Policinski has been with “Freedom Sings” for more than 10 years and travels the country with professional Nashville, Tenn., talent to stress those freedoms.
At Jamestown College Friday will be Dez Dickerson, a guitar player for Prince, three-time Grammy winner Ashley Cleveland, singer-songwriter Jason White and others.
They will perform songs — as part of a multi-media presentation — that have shaped America, regardless of those who wanted the songs banned.
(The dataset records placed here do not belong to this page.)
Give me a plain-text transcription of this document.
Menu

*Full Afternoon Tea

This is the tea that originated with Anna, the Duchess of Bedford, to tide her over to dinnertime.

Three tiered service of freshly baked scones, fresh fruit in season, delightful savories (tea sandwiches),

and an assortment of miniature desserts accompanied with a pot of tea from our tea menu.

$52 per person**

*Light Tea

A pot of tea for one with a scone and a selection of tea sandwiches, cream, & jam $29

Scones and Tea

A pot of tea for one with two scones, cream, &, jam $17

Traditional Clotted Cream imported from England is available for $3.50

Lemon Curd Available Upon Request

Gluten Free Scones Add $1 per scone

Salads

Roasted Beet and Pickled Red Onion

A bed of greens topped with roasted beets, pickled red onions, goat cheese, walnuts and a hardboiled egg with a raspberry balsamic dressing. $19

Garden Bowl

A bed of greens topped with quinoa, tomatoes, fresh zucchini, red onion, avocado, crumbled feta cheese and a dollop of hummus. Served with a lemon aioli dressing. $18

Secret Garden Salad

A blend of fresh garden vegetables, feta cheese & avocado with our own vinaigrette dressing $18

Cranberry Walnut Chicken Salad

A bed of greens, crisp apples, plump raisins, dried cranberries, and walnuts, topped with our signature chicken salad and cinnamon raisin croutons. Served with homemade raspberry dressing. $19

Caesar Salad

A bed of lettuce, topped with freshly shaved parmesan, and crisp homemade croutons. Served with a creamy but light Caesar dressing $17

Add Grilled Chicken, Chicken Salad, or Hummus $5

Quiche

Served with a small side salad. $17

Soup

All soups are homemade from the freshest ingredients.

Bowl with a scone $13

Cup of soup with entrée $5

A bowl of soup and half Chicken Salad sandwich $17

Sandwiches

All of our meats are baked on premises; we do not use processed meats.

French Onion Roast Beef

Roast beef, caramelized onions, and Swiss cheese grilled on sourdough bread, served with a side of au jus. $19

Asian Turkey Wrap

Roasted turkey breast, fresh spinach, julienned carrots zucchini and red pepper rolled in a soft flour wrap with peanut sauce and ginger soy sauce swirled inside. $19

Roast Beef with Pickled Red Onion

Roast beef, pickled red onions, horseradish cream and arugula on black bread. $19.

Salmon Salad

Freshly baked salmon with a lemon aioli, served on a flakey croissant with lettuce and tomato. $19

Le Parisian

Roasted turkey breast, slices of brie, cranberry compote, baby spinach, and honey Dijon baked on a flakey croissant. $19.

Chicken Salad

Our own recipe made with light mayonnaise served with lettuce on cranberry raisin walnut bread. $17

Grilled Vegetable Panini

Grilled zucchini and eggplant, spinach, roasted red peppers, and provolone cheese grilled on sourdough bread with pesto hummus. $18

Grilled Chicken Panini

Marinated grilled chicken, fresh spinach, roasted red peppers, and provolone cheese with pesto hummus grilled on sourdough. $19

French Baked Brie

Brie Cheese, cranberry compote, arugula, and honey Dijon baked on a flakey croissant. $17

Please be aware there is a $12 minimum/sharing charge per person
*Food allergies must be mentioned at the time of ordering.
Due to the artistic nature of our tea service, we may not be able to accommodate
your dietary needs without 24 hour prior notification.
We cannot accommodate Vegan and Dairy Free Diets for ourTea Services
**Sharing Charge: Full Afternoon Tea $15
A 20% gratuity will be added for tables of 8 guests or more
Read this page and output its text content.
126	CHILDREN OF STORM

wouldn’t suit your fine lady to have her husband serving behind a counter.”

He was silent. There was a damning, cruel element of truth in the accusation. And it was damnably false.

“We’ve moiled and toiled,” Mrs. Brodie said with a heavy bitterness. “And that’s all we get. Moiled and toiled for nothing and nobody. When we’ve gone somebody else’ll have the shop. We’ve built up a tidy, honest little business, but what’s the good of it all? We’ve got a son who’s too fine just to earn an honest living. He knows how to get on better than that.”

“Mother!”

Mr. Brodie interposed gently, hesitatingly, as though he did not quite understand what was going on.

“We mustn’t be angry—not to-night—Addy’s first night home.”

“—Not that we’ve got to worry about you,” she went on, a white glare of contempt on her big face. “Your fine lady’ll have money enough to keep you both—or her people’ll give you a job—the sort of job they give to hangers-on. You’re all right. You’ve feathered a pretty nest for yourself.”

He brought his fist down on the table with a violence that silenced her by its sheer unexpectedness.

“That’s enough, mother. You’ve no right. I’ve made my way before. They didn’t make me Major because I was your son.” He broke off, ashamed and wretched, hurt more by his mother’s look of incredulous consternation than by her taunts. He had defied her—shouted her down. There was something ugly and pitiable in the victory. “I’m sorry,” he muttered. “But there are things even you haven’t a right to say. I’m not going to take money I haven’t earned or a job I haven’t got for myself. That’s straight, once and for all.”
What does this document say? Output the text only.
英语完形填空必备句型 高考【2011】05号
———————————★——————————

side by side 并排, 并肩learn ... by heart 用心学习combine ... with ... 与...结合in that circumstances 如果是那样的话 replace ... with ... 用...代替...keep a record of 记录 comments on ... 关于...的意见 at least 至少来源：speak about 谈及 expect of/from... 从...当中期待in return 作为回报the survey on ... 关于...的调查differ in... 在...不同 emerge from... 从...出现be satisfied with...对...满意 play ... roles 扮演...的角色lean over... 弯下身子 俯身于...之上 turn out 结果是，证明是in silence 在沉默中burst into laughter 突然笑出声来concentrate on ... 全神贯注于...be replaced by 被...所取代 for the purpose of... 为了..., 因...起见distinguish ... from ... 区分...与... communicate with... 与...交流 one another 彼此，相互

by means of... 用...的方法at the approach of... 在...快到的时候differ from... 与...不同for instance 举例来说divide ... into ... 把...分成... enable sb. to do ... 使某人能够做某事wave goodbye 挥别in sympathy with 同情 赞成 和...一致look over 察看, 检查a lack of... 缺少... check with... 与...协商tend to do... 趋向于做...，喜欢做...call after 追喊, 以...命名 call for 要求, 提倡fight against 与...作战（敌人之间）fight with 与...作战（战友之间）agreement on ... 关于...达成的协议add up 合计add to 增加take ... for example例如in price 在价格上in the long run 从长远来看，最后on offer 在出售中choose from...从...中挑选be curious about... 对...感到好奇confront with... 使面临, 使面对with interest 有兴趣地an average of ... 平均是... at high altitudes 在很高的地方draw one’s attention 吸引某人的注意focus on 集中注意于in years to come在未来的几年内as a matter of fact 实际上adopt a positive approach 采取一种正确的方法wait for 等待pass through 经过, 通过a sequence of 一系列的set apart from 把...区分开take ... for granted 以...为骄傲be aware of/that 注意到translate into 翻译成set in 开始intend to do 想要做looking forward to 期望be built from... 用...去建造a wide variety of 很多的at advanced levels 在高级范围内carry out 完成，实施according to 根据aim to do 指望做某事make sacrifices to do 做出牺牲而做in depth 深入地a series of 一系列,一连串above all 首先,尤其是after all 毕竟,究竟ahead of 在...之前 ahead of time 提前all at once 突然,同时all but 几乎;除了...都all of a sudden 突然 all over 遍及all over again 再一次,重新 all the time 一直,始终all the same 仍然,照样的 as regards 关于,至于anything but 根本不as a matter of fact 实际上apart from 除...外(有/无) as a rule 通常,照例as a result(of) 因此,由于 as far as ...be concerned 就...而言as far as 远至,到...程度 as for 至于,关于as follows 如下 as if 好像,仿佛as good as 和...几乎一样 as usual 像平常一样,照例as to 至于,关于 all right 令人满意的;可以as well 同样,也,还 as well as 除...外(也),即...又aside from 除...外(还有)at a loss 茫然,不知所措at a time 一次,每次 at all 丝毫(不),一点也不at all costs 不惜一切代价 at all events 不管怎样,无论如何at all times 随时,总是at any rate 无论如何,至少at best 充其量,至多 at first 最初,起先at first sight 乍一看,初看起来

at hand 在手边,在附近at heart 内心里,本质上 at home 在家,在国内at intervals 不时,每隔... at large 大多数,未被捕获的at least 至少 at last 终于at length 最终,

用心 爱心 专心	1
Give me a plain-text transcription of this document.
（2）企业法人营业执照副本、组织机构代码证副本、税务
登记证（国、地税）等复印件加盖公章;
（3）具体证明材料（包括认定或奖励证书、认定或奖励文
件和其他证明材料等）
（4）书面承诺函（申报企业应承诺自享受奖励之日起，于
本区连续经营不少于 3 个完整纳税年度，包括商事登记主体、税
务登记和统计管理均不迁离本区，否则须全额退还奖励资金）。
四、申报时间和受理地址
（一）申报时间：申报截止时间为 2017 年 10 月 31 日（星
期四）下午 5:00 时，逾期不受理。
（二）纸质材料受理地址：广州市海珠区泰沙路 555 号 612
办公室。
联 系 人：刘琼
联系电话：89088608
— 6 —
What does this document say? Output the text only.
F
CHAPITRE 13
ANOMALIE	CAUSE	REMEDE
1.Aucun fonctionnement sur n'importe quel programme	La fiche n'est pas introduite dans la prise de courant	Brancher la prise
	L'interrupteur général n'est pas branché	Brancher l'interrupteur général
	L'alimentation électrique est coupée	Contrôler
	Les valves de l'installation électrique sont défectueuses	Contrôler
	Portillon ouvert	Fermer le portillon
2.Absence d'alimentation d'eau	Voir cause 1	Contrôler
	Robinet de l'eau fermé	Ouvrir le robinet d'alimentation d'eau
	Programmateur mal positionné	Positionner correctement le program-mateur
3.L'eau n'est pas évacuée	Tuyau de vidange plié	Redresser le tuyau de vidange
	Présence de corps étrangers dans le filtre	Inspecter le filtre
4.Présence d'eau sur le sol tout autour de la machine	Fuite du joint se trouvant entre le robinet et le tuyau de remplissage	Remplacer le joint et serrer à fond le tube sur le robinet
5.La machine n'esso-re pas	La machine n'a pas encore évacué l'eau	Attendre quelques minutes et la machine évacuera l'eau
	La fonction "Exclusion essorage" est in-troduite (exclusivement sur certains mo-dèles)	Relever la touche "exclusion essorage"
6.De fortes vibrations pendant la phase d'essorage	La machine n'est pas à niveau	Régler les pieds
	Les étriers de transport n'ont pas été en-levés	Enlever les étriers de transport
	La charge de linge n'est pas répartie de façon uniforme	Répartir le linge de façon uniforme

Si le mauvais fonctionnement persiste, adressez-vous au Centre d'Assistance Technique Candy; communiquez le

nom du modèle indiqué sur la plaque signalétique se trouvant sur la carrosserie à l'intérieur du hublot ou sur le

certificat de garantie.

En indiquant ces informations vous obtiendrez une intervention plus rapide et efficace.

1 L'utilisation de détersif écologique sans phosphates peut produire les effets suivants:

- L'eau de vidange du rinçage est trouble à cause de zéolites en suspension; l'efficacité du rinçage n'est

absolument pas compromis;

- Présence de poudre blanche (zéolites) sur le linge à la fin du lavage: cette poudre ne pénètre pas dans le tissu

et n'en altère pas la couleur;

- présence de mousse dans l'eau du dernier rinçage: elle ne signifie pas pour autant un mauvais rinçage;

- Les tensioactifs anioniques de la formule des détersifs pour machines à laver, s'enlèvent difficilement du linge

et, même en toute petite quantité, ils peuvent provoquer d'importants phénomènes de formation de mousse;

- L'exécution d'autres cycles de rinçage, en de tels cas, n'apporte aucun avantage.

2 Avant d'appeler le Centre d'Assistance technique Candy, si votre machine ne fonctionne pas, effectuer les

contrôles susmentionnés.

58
“We thought there was an opportunity to combine something Nashville has in abundance, which is musical talent, with a show that educates the audience but also entertains them,” Policinski said. “We look at music that has been banned that has served as a social anthem, and we find that in the time of the show you move from the colonial period up to hip hop and rap, with a heavy dose of rock ’n’ roll, which seemed to really attract the censors.
“But in the process you hear a lot about those five freedoms and why they’re important and how they really inspire people.”
Some songs include Joni Mitchell’s “Big Yellow Taxi,” CSNY’s “Ohio,” Randy Newman’s “Short People” and close to 20 more.
“The North Dakota Newspaper Association Education Foundation was the driving factor for getting them (“Freedom Sings”) to North Dakota and they were looking for a venue and Jamestown College offered to be the venue,” said Steve Listopad, student media director at Jamestown College.
For Policinski, people can come to the show to be entertained or come for the deeper message.
“You can come and enjoy the show as pure entertainment, these are amazing musicians who will just blow the doors off the place, so you can just enjoy it as an entertainment experience,” he said. “… Or you can take the package in — the narration, the videos, the music — and really think about the message, which is really just know those five freedoms and consider the impact of free expression, freedom of religion, press, assembly and petition on your life and how it affects your life.”
The all-ages show starts at 7:30 p.m. and admission is free. Seats will be available on a first-come, first-serve basis.
“We’ve been playing for 10 years and I think what people come away with is the value of free expression,” Policinski said.